Но сегодня он уже не мог так поступить, не мог сказать Жану, что не считает его сыном их отца. Теперь надо было таить, хоронить в себе обнаруженный им позор, прятать от всех замеченное пятно, чтобы никто не узнал о нем, даже и брат — в особенности брат.
Теперь его уже не тревожила суетная забота о том, что скажут люди. Пусть хоть все на свете обвиняют его мать, лишь бы он был убежден в ее невиновности, один он. Как теперь жить рядом с ней изо дня в день и думать, глядя на нее, что она зачала брата в объятьях чужого человека?
Но она была так спокойна и невозмутима, так уверена в себе! Возможно ли, чтобы женщина, подобная его матери, чистая сердцем и прямодушная, могла пасть, увлеченная страстью, а впоследствии ничем не выдать своего раскаяния, укоров нечистой совести?
Ах, раскаяние, раскаяние! Когда-то, в первое время, оно, должно быть, жестоко терзало ее, но потом это прошло, как все проходит. Конечно, она оплакивала свое падение, но мало-помалу почти забыла о нем. Не обладают ли все женщины, решительно все, этой необычайной способностью забвения, так что спустя несколько лет они едва узнают того, кто прижимался устами к их устам и осыпал поцелуями их тело? Поцелуй разит, точно молния, страсть проносится грозой, потом жизнь, как и небо, снова безоблачна, и все идет по-прежнему. Разве вспоминают о туче?
Пьер не мог больше оставаться в своей комнате. Этот дом, дом отца, угнетал его. Он чувствовал тяжесть крыши над головой, стены душили его. Ему хотелось пить; он зажег свечу и пошел на кухню выпить холодной воды из-под крана.

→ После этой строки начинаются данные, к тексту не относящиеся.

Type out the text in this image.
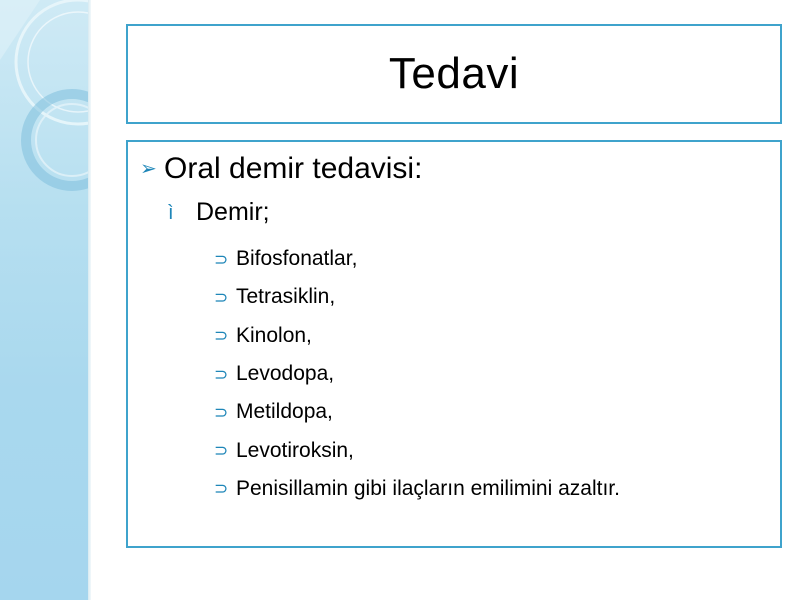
Tedavi
➢ Oral demir tedavisi:
ì Demir;
⊃ Bifosfonatlar,
⊃ Tetrasiklin,
⊃ Kinolon,
⊃ Levodopa,
⊃ Metildopa,
⊃ Levotiroksin,
⊃ Penisillamin gibi ilaçların emilimini azaltır.
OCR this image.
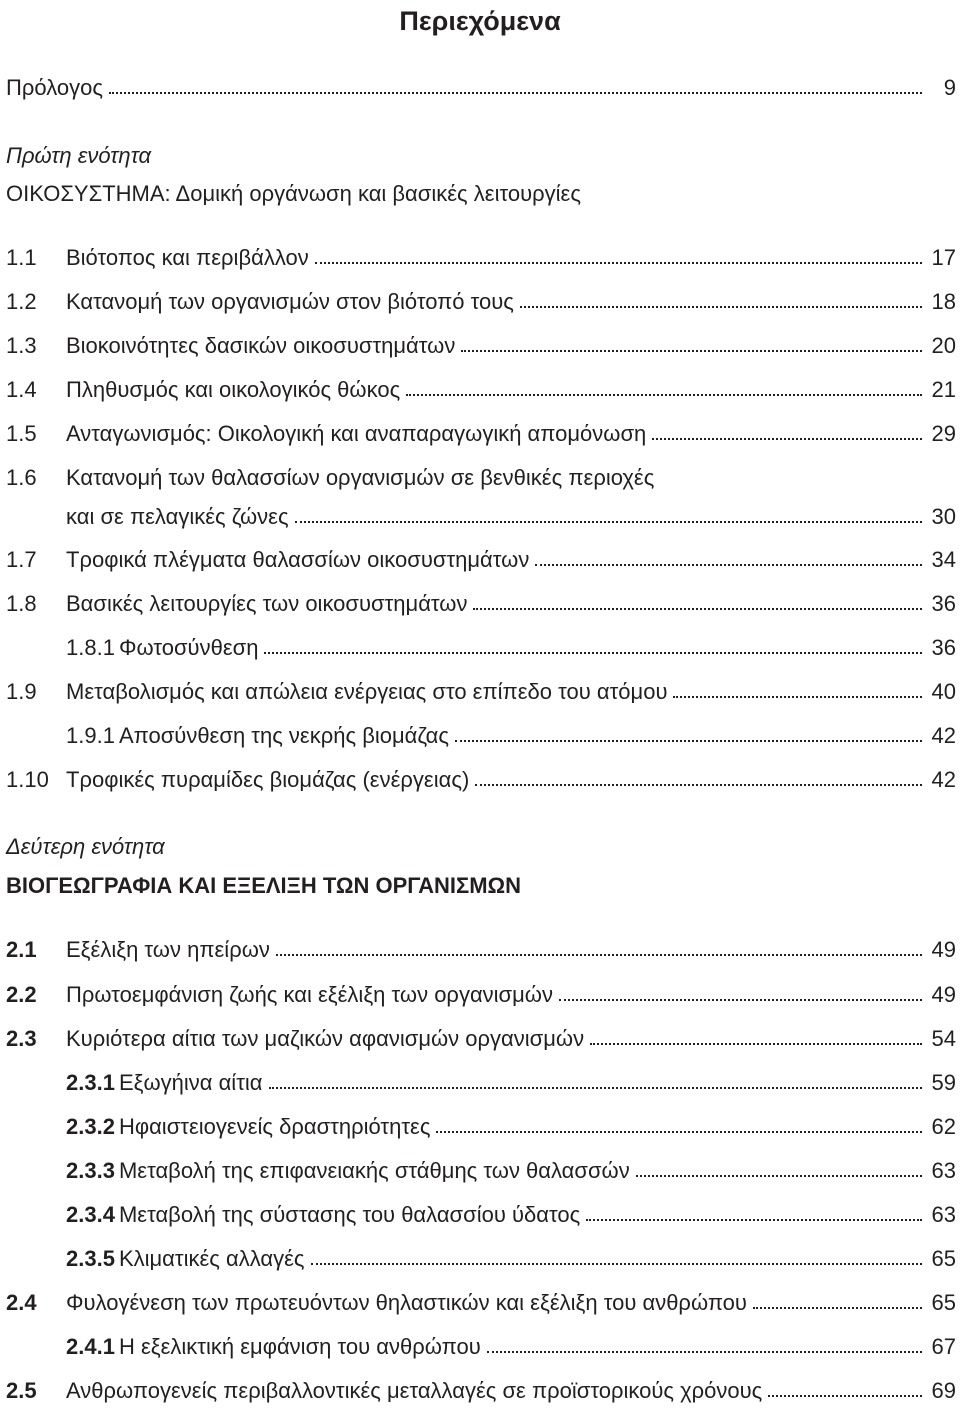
Περιεχόμενα
Πρόλογος	9
Πρώτη ενότητα
ΟΙΚΟΣΥΣΤΗΜΑ: Δομική οργάνωση και βασικές λειτουργίες
1.1	Βιότοπος και περιβάλλον	17
1.2	Κατανομή των οργανισμών στον βιότοπό τους	18
1.3	Βιοκοινότητες δασικών οικοσυστημάτων	20
1.4	Πληθυσμός και οικολογικός θώκος	21
1.5	Ανταγωνισμός: Οικολογική και αναπαραγωγική απομόνωση	29
1.6	Κατανομή των θαλασσίων οργανισμών σε βενθικές περιοχές
και σε πελαγικές ζώνες	30
1.7	Τροφικά πλέγματα θαλασσίων οικοσυστημάτων	34
1.8	Βασικές λειτουργίες των οικοσυστημάτων	36
1.8.1 Φωτοσύνθεση	36
1.9	Μεταβολισμός και απώλεια ενέργειας στο επίπεδο του ατόμου	40
1.9.1 Αποσύνθεση της νεκρής βιομάζας	42
1.10 Τροφικές πυραμίδες βιομάζας (ενέργειας)	42
Δεύτερη ενότητα
ΒΙΟΓΕΩΓΡΑΦΙΑ ΚΑΙ ΕΞΕΛΙΞΗ ΤΩΝ ΟΡΓΑΝΙΣΜΩΝ
2.1	Εξέλιξη των ηπείρων	49
2.2	Πρωτοεμφάνιση ζωής και εξέλιξη των οργανισμών	49
2.3	Κυριότερα αίτια των μαζικών αφανισμών οργανισμών	54
2.3.1 Εξωγήινα αίτια	59
2.3.2 Ηφαιστειογενείς δραστηριότητες	62
2.3.3 Μεταβολή της επιφανειακής στάθμης των θαλασσών	63
2.3.4 Μεταβολή της σύστασης του θαλασσίου ύδατος	63
2.3.5 Κλιματικές αλλαγές	65
2.4	Φυλογένεση των πρωτευόντων θηλαστικών και εξέλιξη του ανθρώπου	65
2.4.1 Η εξελικτική εμφάνιση του ανθρώπου	67
2.5	Ανθρωπογενείς περιβαλλοντικές μεταλλαγές σε προϊστορικούς χρόνους	69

Он спустился в нижний этаж, а потом, поднимаясь по лестнице с полным графином, присел в одной рубашке на ступеньку, где тянуло сквозняком, и стал жадно пить воду прямо из горлышка, большими глотками, как человек, запыхавшийся от бега. Он еще посидел, не двигаясь, и его поразила тишина дома; постепенно он стал различать малейшие звуки. Сначала тиканье часов в столовой; казалось, оно становилось громче с каждой минутой. Потом он опять услышал храп, старческий храп, прерывистый, частый, — видимо, это храпел отец; его передернуло от мысли, словно она впервые вспыхнула у него в мозгу, что эти двое людей, храпевшие под одной крышей, отец и сын, не имеют друг с другом ничего общего! Никакие узы, даже самые невесомые, не связывали их, и они этого не знали! Они дружески беседовали между собой, обнимались, вместе радовались и печалились, как будто в их жилах текла одна кровь. А между тем двое людей, родившихся на противоположных концах земли, не могли бы быть более чуждыми друг другу, чем этот отец и этот сын; они думали, что любят друг друга, потому что между ними стояла мать. Да, именно ложь породила эту отеческую и сыновнюю любовь, ложь, которую нельзя разоблачить, о которой никто никогда не узнает, кроме него, кроме истинного сына.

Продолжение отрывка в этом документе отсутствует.